The company had cash and cash equivalents of $103.1 million as of May 5, 2012, up from $100.4 million as of May 7, 2011. Total debt amounted to $3.6 billion as of May 5, 2012 compared with $3.2 billion as of May 7, 2011. The company had a stockholder deficit of $1.4 billion as of May 5, 2012, up from $1.1 billion recorded as of May 7, 2011.

In the first nine months of fiscal 2012, the company had net cash flow of $631.6 million before share repurchases and changes in debt compared with $727.1 million in the same period last year. Capital spending increased to $228.3 million from $200.6 million in the year-ago period.

Our Take

AutoZone is a leading retailer and distributor of automotive replacement parts & accessories with stores in the U.S. and Mexico.

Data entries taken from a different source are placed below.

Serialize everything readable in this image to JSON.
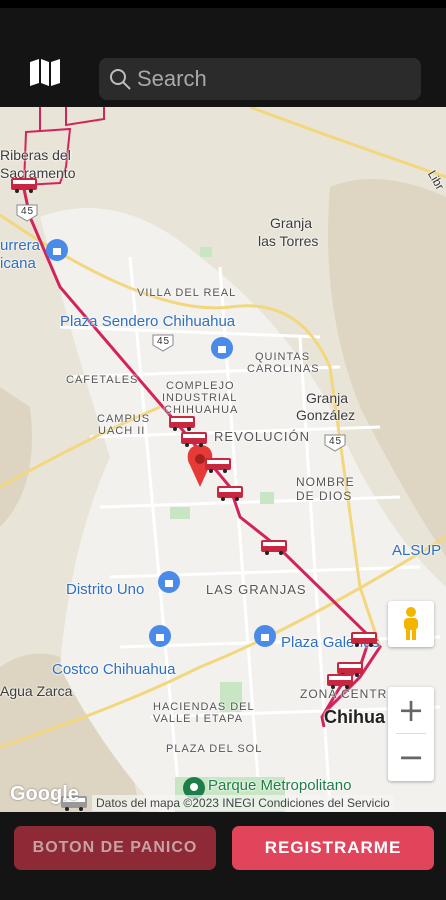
{
  "header": {
    "search_placeholder": "Search",
    "map_icon": "map-icon",
    "search_icon": "search-icon"
  },
  "map": {
    "labels": {
      "riberas": "Riberas del",
      "sacramento": "Sacramento",
      "granja_torres_1": "Granja",
      "granja_torres_2": "las Torres",
      "currera": "urrera",
      "icana": "icana",
      "villa_real": "VILLA DEL REAL",
      "plaza_sendero": "Plaza Sendero Chihuahua",
      "quintas": "QUINTAS",
      "carolinas": "CAROLINAS",
      "cafetales": "CAFETALES",
      "complejo": "COMPLEJO",
      "industrial": "INDUSTRIAL",
      "chihuahua_small": "CHIHUAHUA",
      "granja_gonzalez_1": "Granja",
      "granja_gonzalez_2": "González",
      "campus": "CAMPUS",
      "uach": "UACH II",
      "revolucion": "REVOLUCIÓN",
      "nombre_de": "NOMBRE",
      "dios": "DE DIOS",
      "alsup": "ALSUP",
      "distrito_uno": "Distrito Uno",
      "las_granjas": "LAS GRANJAS",
      "plaza_galerias": "Plaza Galerías",
      "costco": "Costco Chihuahua",
      "agua_zarca": "Agua Zarca",
      "zona_centro": "ZONA CENTRO",
      "chihuahua_big": "Chihua",
      "haciendas": "HACIENDAS DEL",
      "valle": "VALLE I ETAPA",
      "plaza_sol": "PLAZA DEL SOL",
      "parque": "Parque Metropolitano",
      "road_45": "45",
      "road_45b": "45",
      "road_45c": "45",
      "libre": "Libr"
    },
    "google_logo": "Google",
    "attribution": "Datos del mapa ©2023 INEGI   Condiciones del Servicio",
    "route_color": "#d2245a",
    "zoom_in": "+",
    "zoom_out": "−"
  },
  "footer": {
    "panic_label": "BOTON DE PANICO",
    "register_label": "REGISTRARME"
  }
}
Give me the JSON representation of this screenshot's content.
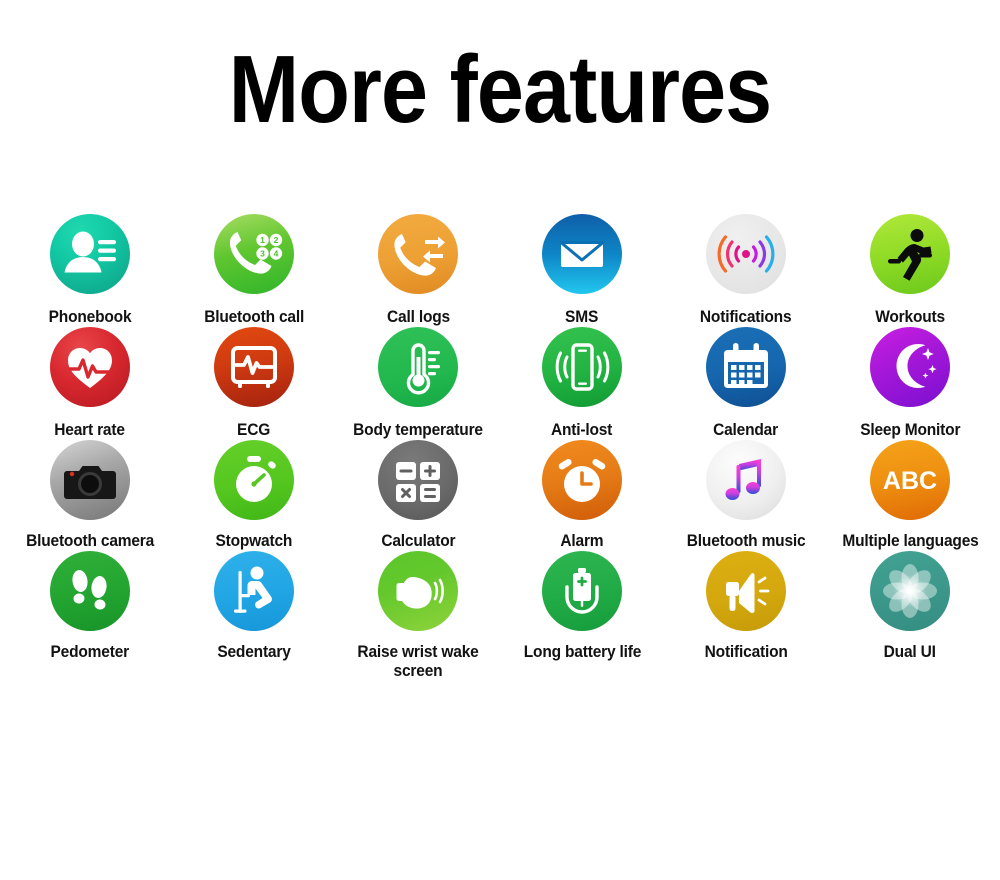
{
  "header": {
    "title": "More features"
  },
  "features": [
    [
      {
        "label": "Phonebook",
        "icon": "contact-person-icon",
        "theme": "phonebook",
        "color": "#12c9a4"
      },
      {
        "label": "Bluetooth call",
        "icon": "phone-keypad-icon",
        "theme": "btcall",
        "color": "#5fc62f"
      },
      {
        "label": "Call logs",
        "icon": "phone-exchange-icon",
        "theme": "calllogs",
        "color": "#eda034"
      },
      {
        "label": "SMS",
        "icon": "envelope-icon",
        "theme": "sms",
        "color": "#0e85c6"
      },
      {
        "label": "Notifications",
        "icon": "signal-waves-icon",
        "theme": "notif1",
        "color": "#e6e6e6"
      },
      {
        "label": "Workouts",
        "icon": "running-person-icon",
        "theme": "workouts",
        "color": "#8fdb26"
      }
    ],
    [
      {
        "label": "Heart rate",
        "icon": "heart-pulse-icon",
        "theme": "heart",
        "color": "#d8282f"
      },
      {
        "label": "ECG",
        "icon": "ecg-monitor-icon",
        "theme": "ecg",
        "color": "#cf3a10"
      },
      {
        "label": "Body temperature",
        "icon": "thermometer-icon",
        "theme": "temp",
        "color": "#22b84e"
      },
      {
        "label": "Anti-lost",
        "icon": "phone-vibrate-icon",
        "theme": "antilost",
        "color": "#22b342"
      },
      {
        "label": "Calendar",
        "icon": "calendar-icon",
        "theme": "calendar",
        "color": "#1566ae"
      },
      {
        "label": "Sleep Monitor",
        "icon": "moon-stars-icon",
        "theme": "sleep",
        "color": "#a417d8"
      }
    ],
    [
      {
        "label": "Bluetooth camera",
        "icon": "camera-icon",
        "theme": "camera",
        "color": "#a8a8a8"
      },
      {
        "label": "Stopwatch",
        "icon": "stopwatch-icon",
        "theme": "stopwatch",
        "color": "#55c71f"
      },
      {
        "label": "Calculator",
        "icon": "calculator-keys-icon",
        "theme": "calculator",
        "color": "#6a6a6a"
      },
      {
        "label": "Alarm",
        "icon": "alarm-clock-icon",
        "theme": "alarm",
        "color": "#e57b16"
      },
      {
        "label": "Bluetooth music",
        "icon": "music-note-icon",
        "theme": "music",
        "color": "#efefef"
      },
      {
        "label": "Multiple languages",
        "icon": "abc-letters-icon",
        "theme": "langs",
        "color": "#ee8f10",
        "icon_text": "ABC"
      }
    ],
    [
      {
        "label": "Pedometer",
        "icon": "footprints-icon",
        "theme": "pedometer",
        "color": "#23a430"
      },
      {
        "label": "Sedentary",
        "icon": "seated-person-icon",
        "theme": "sedentary",
        "color": "#21a5e4"
      },
      {
        "label": "Raise wrist wake screen",
        "icon": "raised-wrist-icon",
        "theme": "raisewrist",
        "color": "#63c82c"
      },
      {
        "label": "Long battery life",
        "icon": "battery-charge-icon",
        "theme": "battery",
        "color": "#21ab46"
      },
      {
        "label": "Notification",
        "icon": "megaphone-icon",
        "theme": "notif2",
        "color": "#d4a80e"
      },
      {
        "label": "Dual UI",
        "icon": "flower-petals-icon",
        "theme": "dualui",
        "color": "#3b978a"
      }
    ]
  ],
  "keypad_digits": [
    "1",
    "2",
    "3",
    "4"
  ]
}
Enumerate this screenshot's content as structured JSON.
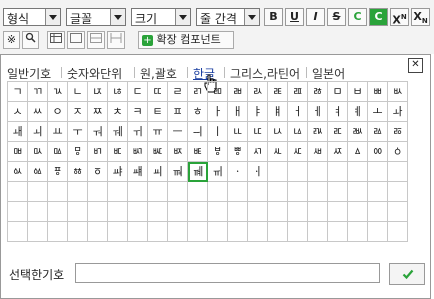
{
  "toolbar": {
    "format_select": "형식",
    "font_select": "글꼴",
    "size_select": "크기",
    "linespacing_select": "줄 간격",
    "bold": "B",
    "underline": "U",
    "italic": "I",
    "strike": "S",
    "color_text": "C",
    "color_bg": "C",
    "superscript": "X",
    "subscript": "X",
    "special_char": "※",
    "search": "🔍",
    "extension_button": "확장 컴포넌트",
    "accent_green": "#2aa33a"
  },
  "tabs": [
    "일반기호",
    "숫자와단위",
    "원,괄호",
    "한글",
    "그리스,라틴어",
    "일본어"
  ],
  "active_tab": "한글",
  "close_label": "✕",
  "grid": {
    "rows": [
      [
        "ㄱ",
        "ㄲ",
        "ㄳ",
        "ㄴ",
        "ㄵ",
        "ㄶ",
        "ㄷ",
        "ㄸ",
        "ㄹ",
        "ㄺ",
        "ㄻ",
        "ㄼ",
        "ㄽ",
        "ㄾ",
        "ㄿ",
        "ㅀ",
        "ㅁ",
        "ㅂ",
        "ㅃ",
        "ㅄ"
      ],
      [
        "ㅅ",
        "ㅆ",
        "ㅇ",
        "ㅈ",
        "ㅉ",
        "ㅊ",
        "ㅋ",
        "ㅌ",
        "ㅍ",
        "ㅎ",
        "ㅏ",
        "ㅐ",
        "ㅑ",
        "ㅒ",
        "ㅓ",
        "ㅔ",
        "ㅕ",
        "ㅖ",
        "ㅗ",
        "ㅘ"
      ],
      [
        "ㅙ",
        "ㅚ",
        "ㅛ",
        "ㅜ",
        "ㅝ",
        "ㅞ",
        "ㅟ",
        "ㅠ",
        "ㅡ",
        "ㅢ",
        "ㅣ",
        "ㅥ",
        "ㅦ",
        "ㅧ",
        "ㅨ",
        "ㅩ",
        "ㅪ",
        "ㅫ",
        "ㅬ",
        "ㅭ"
      ],
      [
        "ㅮ",
        "ㅯ",
        "ㅰ",
        "ㅱ",
        "ㅲ",
        "ㅳ",
        "ㅴ",
        "ㅵ",
        "ㅶ",
        "ㅷ",
        "ㅸ",
        "ㅹ",
        "ㅺ",
        "ㅻ",
        "ㅼ",
        "ㅽ",
        "ㅾ",
        "ㅿ",
        "ㆀ",
        "ㆁ"
      ],
      [
        "ㆂ",
        "ㆃ",
        "ㆄ",
        "ㆅ",
        "ㆆ",
        "ㆇ",
        "ㆈ",
        "ㆉ",
        "ㆊ",
        "ㆋ",
        "ㆌ",
        "ㆍ",
        "ㆎ",
        "",
        "",
        "",
        "",
        "",
        "",
        ""
      ],
      [
        "",
        "",
        "",
        "",
        "",
        "",
        "",
        "",
        "",
        "",
        "",
        "",
        "",
        "",
        "",
        "",
        "",
        "",
        "",
        ""
      ],
      [
        "",
        "",
        "",
        "",
        "",
        "",
        "",
        "",
        "",
        "",
        "",
        "",
        "",
        "",
        "",
        "",
        "",
        "",
        "",
        ""
      ],
      [
        "",
        "",
        "",
        "",
        "",
        "",
        "",
        "",
        "",
        "",
        "",
        "",
        "",
        "",
        "",
        "",
        "",
        "",
        "",
        ""
      ]
    ],
    "selected_row": 4,
    "selected_col": 9
  },
  "bottom": {
    "label": "선택한기호",
    "input_value": "",
    "ok_icon": "check-icon"
  }
}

The company is focused on aggressive share repurchase program along with expansion of hub stores.

It also possesses growth opportunities from rising demand for autoparts led by higher average age of vehicles on road. However, rising gas prices and stiff competition from O’Reilly Automotive Inc. ( ORLY - Analyst Report ) and Advance Auto Parts Inc. ( AAP - Analyst Report ) is a threat to the company. As a result, it retains a Zacks #3 Rank on its shares, which translates into a short-term Hold rating.